Funny, how the temperature of a time can affect a person’s vision. Fabulous, how many ways one can read a painting.
It’s April of 2020, and the fever dreams in Scharf’s new paintings look less like representations of exuberance than grotesque depictions of a lethal bioweapon aimed at humankind in retaliation for its prolonged abuse of our planet. As yet, we have no defense, except to barricade ourselves in our homes, and behind masks that hide the expressions of terror, anger, dread and grit that Scharf’s defiant party animals display.
No wonder they’re jumping for joy. As signs of a spreading contagion, they’ve never had it so good – not since the AIDS pandemic of the 1980’s, their actual inspiration. In those days, testing positive for the HIV virus was a death sentence. With COVID-19, that is not necessarily the case. But its rapid-fire spread has engulfed us in restriction, alarm, and grief. We live free, but at a loss.
Still, we do live. As Scharf would say, we might as well enjoy it. That’s our other defense – being creative. For him, there’s pleasure as well as purpose in braving the viscera of art and saturating his paintings in the hottest colors he can find, not just on canvas but on public and gallery walls as well as on cars carrying his message on the freeways of his native Los Angeles. Recently, he made four hundred tondos of his signature, goofball character, no two alike. And they keep on coming, spinning out like the blades of circular saws that have escaped their fittings – the emanation of an imagination gone rogue. Let the damn virus try to cut us off at the knees. These Square Heads, Vector Heads, and Dot Heads will not be restrained.

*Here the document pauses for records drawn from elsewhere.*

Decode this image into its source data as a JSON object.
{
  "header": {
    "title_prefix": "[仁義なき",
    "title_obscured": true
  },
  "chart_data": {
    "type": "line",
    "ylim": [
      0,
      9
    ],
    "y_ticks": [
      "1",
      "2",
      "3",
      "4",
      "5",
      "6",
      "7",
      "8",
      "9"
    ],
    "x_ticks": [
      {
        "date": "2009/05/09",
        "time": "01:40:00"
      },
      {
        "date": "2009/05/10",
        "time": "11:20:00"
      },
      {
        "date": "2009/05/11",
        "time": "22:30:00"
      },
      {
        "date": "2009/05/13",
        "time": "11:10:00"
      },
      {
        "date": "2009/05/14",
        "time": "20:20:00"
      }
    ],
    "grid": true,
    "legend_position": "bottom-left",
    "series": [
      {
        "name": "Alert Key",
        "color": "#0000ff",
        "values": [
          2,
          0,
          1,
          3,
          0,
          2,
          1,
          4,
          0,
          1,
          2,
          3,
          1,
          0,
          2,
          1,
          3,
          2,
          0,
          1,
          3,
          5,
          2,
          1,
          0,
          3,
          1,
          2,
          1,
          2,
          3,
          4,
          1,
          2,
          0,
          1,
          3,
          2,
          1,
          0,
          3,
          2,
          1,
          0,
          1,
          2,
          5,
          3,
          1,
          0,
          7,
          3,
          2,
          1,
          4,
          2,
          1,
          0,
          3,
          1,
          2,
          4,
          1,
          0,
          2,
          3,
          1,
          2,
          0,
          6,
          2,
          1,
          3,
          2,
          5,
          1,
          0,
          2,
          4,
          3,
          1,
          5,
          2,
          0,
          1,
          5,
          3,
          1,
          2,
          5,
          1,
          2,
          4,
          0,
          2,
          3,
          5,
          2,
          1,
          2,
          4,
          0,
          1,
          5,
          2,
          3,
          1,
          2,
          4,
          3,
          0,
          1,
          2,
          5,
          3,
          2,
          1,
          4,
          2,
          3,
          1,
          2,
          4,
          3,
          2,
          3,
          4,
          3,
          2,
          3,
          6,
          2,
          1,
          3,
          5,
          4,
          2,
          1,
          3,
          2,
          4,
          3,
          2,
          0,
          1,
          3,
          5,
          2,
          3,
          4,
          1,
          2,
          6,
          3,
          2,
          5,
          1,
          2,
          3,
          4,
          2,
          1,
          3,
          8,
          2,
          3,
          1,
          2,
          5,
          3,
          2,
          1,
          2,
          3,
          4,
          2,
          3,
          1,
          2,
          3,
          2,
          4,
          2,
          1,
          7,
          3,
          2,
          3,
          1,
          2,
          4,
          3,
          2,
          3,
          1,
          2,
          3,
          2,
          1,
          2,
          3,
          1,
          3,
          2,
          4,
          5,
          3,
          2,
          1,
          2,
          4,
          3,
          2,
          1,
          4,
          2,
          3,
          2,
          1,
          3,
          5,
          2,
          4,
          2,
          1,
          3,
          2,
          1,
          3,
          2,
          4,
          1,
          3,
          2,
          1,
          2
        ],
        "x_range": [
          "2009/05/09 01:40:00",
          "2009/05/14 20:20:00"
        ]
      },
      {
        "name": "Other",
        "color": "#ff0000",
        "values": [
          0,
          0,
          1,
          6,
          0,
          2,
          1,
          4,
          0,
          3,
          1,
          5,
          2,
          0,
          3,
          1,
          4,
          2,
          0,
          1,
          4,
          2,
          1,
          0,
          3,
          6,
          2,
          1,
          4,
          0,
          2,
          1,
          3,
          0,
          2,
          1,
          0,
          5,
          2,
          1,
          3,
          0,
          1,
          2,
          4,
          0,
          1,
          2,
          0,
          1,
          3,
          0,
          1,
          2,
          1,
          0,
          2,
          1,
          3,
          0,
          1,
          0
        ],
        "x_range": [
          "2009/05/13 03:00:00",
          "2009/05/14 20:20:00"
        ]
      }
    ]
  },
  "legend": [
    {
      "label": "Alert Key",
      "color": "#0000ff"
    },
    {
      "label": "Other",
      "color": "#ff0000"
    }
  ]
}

Scharf has been sounding these alarms for decades. With imagery he derived from popular cultures both beastly and benign, he made effervescent paintings that drew attention to the willful destruction of natural resources by commercial interests, yet were utterly engaging and even entertaining or, one might say, devilish. Nevertheless, it’s striking how closely the grinning, bulb-nosed tricksters in these 15 new works, several painted just before the coronavirus reached the United States, suggest a nimble virus multiplying, mutating and seeding a deceptively sweet universe radiating from a still fiery sun. At the same time, their rolling, crisscrossing trajectories evoke organisms that are all dressed up with no one to invade but themselves, thanks to the resilience of the human spirit. Which is art. Scharf can contain the pandemonium he paints within the edges of his canvas, if not in life, but the act at least raises the possibility that it can be done. Which feels right.
The actual coronavirus has so far caused well over a million infections worldwide and has taken many thousands of lives in New York City, historically the place that has generated every transformative shift in American culture, and where Scharf cut his teeth as an artist. Probably, the latest crisis will lead to similar change, because that’s what artists do.
Disarming but not innocent, Scharf’s paintings are cautionary tales of the good-natured mayhem he’s been causing since his student days in New York, in the late 1970’s. A stealth bomber with a sack of spray paints, he’d bicycle through the night to revive crumbling East Village walls and discarded appliances with his brilliant cartoons. He worked with a speed necessitated by police who treated street artists as vandals, rather than as highly moral citizens who pushed back against officials to humanize the city they’d left for dead and make it a nicer, even a dazzling, place to live.
Scharf’s touchstones in those days were the Flintstones and the Jetsons, the cutesy animated sitcoms of past and future that he grew up watching on television and then emulating in paintings and live performances that put the two poles on a collision course that culminated in his artistic Big Bang, or Time Splat!, as he calls it, though he named it Pop Surrealism at the time, riffing on the precedent set by the unruly Chicago Imagists. The idea was not just to have a good time but to make time good. Then, as now, spontaneity remains the soul of his art. Where other artists of his generation cast a critical eye on the media, Scharf internalized it, and came up with a masked ball of humanity, a carnival of cackling, lascivious biomorphs rollicking around the fantasia of his these sprayed, brushed, dripped and spackled paintings with infectious abandon, leaving them only long enough to open our eyes.